Probiotic BL-11 Found to ‘Significantly’ Increase Height in PWS Children

Patricia Inácio, PhD avatar

by Patricia Inácio, PhD |

Share this article:

Share article via email
Probiotic BL-11

Treatment with the probiotic supplement BL-11 was found to significantly increase height in children with Prader-Willi syndrome (PWS) — a new finding that researchers say has “vital implications for early treatment in PWS.”

The probiotic supplement also lessened the symptoms of the rare genetic disease among the children after 12 weeks (about three months) of treatment, and enhanced the diversity of their gut bacteria, the new study reports.

The scientists said BL-11 led to a reduction in the amounts of several bacterial strains linked in previous studies with obesity and obesity-associated inflammation. While further research is needed, the findings suggest the possibility of using probiotic supplements for “potentially inducing a reduction of obesity in such [PWS patient] populations.”

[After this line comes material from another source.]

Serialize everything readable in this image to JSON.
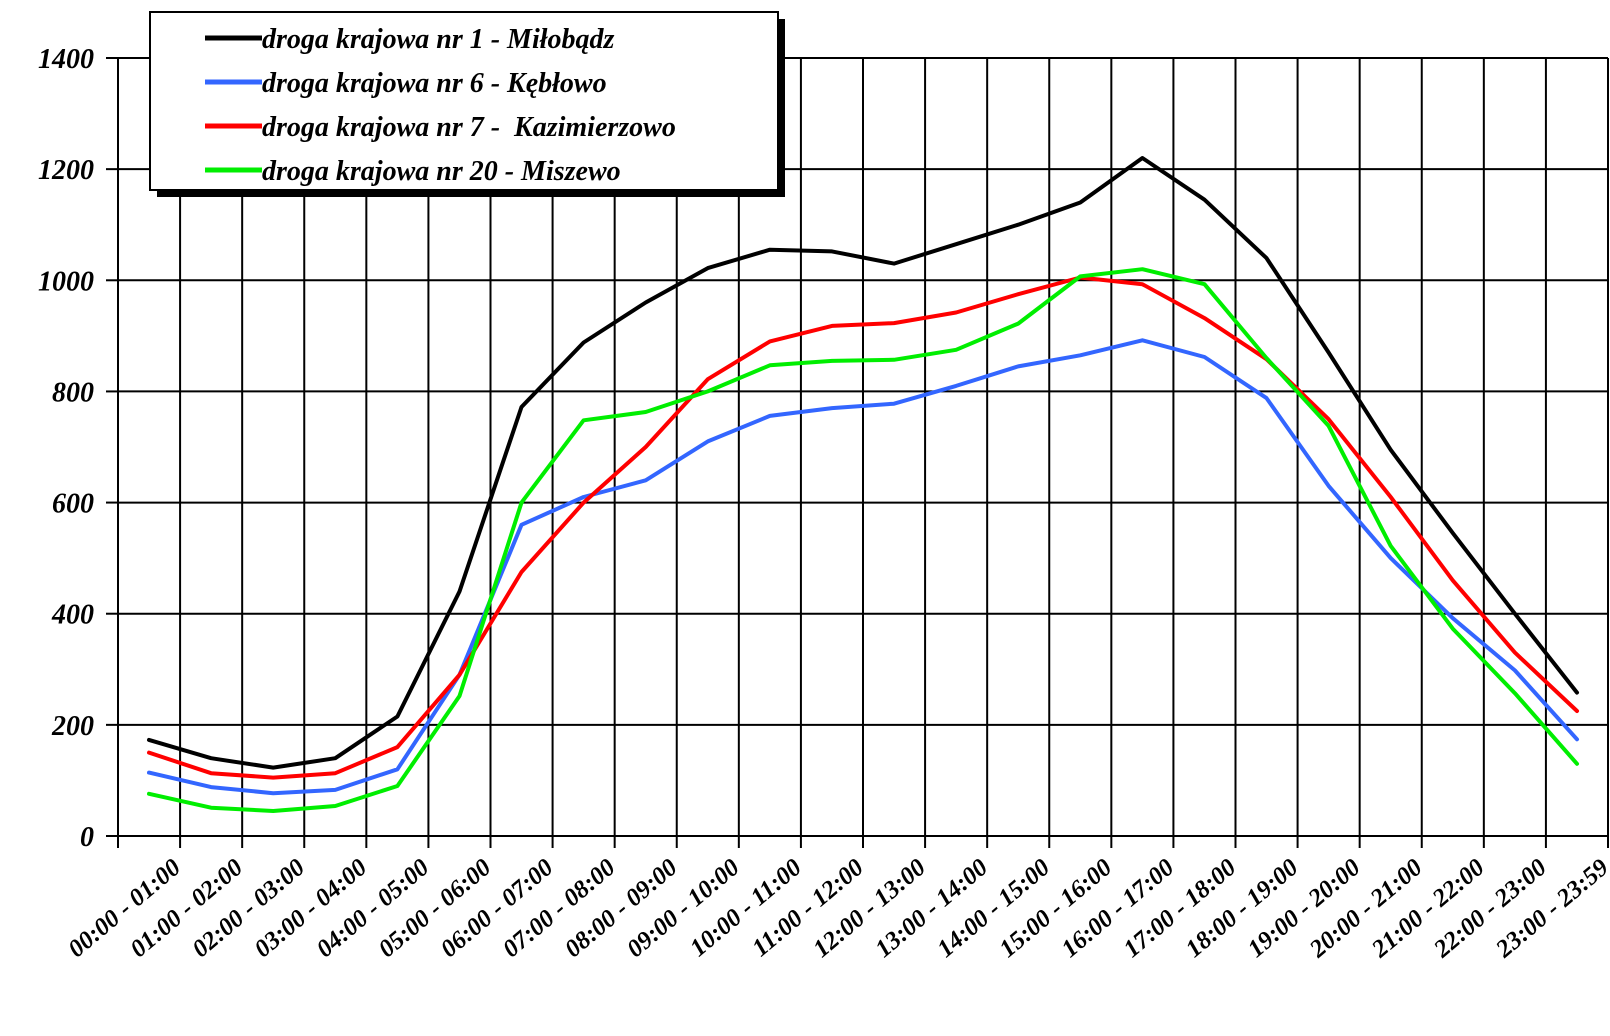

The study, “The Effects of Probiotic Supplementation on Anthropometric Growth and Gut Microbiota Composition in Patients With Prader-Willi Syndrome: A Randomized Double-Blinded Placebo-Controlled Trial,” was published in the journal Frontiers in Nutrition.

PWS is characterized by feeding problems that manifest early in life, which can lead to abnormal eating, obesity, and mental health issues if left untreated.

Previous research has suggested that the gut microbiota — the natural, beneficial community of microbes living in the gut — can influence the risk of obesity in people with PWS. Moreover, the gut microbiota of people with normal weight is typically more diverse than that of overweight and obese individuals, studies have shown.

In studies involving obese mice, the administration of probiotics — live microorganisms believed to maintain and boost a “healthy” gut microbiota — was shown to help control the animals’ weight. This finding was later reproduced in a clinical trial with overweight adults.

In particular, several strains of the gut bacteria Bifidobacterium animalis subsp. lactis (B. lactis) have been shown to promote a healthy gut.

Now, a team of researchers in the U.S. and China evaluated the effects of supplements with a specific B. lactis strain (BL-11) probiotic in patients with PWS.

A total of 68 PWS patients with a mean age of 4.2 years (age range of 11 months to 16 years) were randomly assigned to receive the BL-11 probiotic or a placebo. Among the children, 33 were given BL-11 and 35 received the placebo, given as a sachet diluted in water twice a day, for 12 weeks (about three months).

The study’s goals included changes in the patients’ weight and height, as well as in their behavior (psychological measurements), at the start (baseline) of treatment and after six and 12 weeks.

Another goal was the composition of the gut microbiome at the study’s start and after the same time periods.

The results showed that, between week six and 12, there was a significantly greater increase in height among PWS patients given the BL-11 probiotics compared with those receiving the placebo. Specifically, there was a mean difference of 2.58 cm — just over 1 inch — for those in the probiotics group in comparison to children in the placebo group.

Moreover, the disease symptoms were lessened in the probiotics group after 12 weeks, as assessed through the Clinical Global Impression (CGI) scale, when compared with the start of treatment.

No significant changes were observed in weight or in psychological measures between both groups over time.

BL-11 probiotics administration also led to a slight but significant increase in the diversity of the microbiota strains present in the gut when compared with the placebo group after six weeks of treatment.

Furthermore, BL-11 administration for 12 weeks led to a reduction in the abundance of several bacterial strains — including, for example, Ruminococcaceae UCG-003 — that have been linked with obesity and obesity-associated inflammation. Meanwhile, BL-11 promoted an increase in bacterial strains deemed beneficial to gut health, such as Bifidobacterium, Lactobacillus, and Prevotella 9.

Overall, the “trial showed that treatment with probiotic B. Lactis strain (BL-11) for 12 weeks significantly increased height, a novel finding with vital implications for early treatment in PWS,” the researchers wrote, adding that “probiotic treatment may improve overall psychological clinical symptoms, as suggested by CGI-I results.”

According to the team, “the results suggest that B. lactis is a viable probiotic candidate for facilitating the improvement in obesity-related gut microbiome [de-regulation] in individuals with PWS, thereby potentially inducing a reduction of obesity in such populations,” they wrote.

However, the researchers emphasized that further studies are needed to “investigate the mechanism and efficacy of BL-11 probiotics treatment in PWS.”